Genre: Psychological suspense
Published: Sept. 27, 2005, by Crown
From the opening pages of 13 Steps Down, we know that we are about to witness the undoing of the principal characters – Mix Cellini, a man with an unhealthy interest in U.K. serial killer Reginald Christie and an obsession with a model with whom he has had several chance meetings, and his landlord, Gwendolen Chawcer, a grumpy, eccentric old woman (or "sarcastic old bitch," as Cellini pegs her) who spends her time reading the thousands of books lining the walls of her dark, cavernous old home and stores her flashlight in the refrigerator. We know that Cellini will undoubtedly kill and Chawcer is likely doomed to meet an unsavory fate, but it matters not: The pleasures of a Rendell novel lie in getting there. Her ability to convey the human mind's self-debate and rationalizations as, for example, Cellini finds ways – transparent to anyone but himself – to put himself in the path of his model crush is simply stunning. There's also a devastating look at unrequited love as Chawcer pines for the doctor who tended her father when she was a young lady.

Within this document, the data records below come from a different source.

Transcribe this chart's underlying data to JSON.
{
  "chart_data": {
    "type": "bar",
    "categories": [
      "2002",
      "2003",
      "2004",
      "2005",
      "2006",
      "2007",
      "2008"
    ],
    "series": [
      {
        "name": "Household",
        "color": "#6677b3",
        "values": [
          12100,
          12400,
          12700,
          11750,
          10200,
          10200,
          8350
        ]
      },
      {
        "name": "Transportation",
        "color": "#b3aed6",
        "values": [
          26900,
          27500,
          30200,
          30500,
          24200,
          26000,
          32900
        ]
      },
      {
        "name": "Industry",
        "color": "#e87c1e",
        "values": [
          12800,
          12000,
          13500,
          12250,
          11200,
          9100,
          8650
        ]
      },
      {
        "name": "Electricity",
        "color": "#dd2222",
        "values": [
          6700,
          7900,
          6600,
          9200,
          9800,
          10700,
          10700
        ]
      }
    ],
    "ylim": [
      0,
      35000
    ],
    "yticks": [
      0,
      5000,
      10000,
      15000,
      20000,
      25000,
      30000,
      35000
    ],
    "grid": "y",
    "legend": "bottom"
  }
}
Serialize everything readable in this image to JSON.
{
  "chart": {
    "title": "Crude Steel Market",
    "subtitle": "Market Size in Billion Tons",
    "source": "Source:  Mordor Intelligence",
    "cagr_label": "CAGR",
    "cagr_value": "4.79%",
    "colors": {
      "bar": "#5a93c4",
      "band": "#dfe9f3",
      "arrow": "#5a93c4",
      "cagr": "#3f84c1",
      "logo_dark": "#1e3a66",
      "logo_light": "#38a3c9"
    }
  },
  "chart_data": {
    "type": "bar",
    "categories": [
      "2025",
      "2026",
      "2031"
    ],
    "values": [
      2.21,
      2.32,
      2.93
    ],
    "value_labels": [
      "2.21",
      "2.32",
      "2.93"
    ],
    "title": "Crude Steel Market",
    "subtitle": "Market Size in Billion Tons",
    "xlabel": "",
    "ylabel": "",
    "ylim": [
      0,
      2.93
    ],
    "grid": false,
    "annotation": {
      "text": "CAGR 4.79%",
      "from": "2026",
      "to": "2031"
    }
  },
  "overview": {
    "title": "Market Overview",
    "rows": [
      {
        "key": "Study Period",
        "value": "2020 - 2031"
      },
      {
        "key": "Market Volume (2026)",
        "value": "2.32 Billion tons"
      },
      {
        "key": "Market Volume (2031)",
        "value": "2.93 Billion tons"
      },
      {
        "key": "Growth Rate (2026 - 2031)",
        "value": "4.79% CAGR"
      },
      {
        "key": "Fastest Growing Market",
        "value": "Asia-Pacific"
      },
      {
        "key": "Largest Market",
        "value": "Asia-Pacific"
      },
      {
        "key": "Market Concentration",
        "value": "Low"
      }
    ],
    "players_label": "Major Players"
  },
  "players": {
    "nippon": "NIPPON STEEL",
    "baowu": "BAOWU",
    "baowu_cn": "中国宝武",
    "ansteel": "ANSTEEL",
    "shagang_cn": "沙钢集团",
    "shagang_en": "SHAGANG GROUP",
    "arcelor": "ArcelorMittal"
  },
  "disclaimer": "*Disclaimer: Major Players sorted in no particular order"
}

At this late stage, she takes to writing him letters and obsesses over the possibility that, all those years ago, he saw her accompany a family maid to an abortionist and deemed her classless. The use of a real-world figure, Christie, and the appearance on several occasions of a "ghost" are effective and welcomed deviations from typical Rendell plot elements, but Cellini's world unravels in classic Rendellian fashion. It's worth noting that the British master, after 41 years and more than 60 novels, apparently graced the New York Times bestseller list for the first time with this one thanks to a U.S. publicity blitz, and Entertainment Weekly named 13 Steps Down the number three fiction book of the year.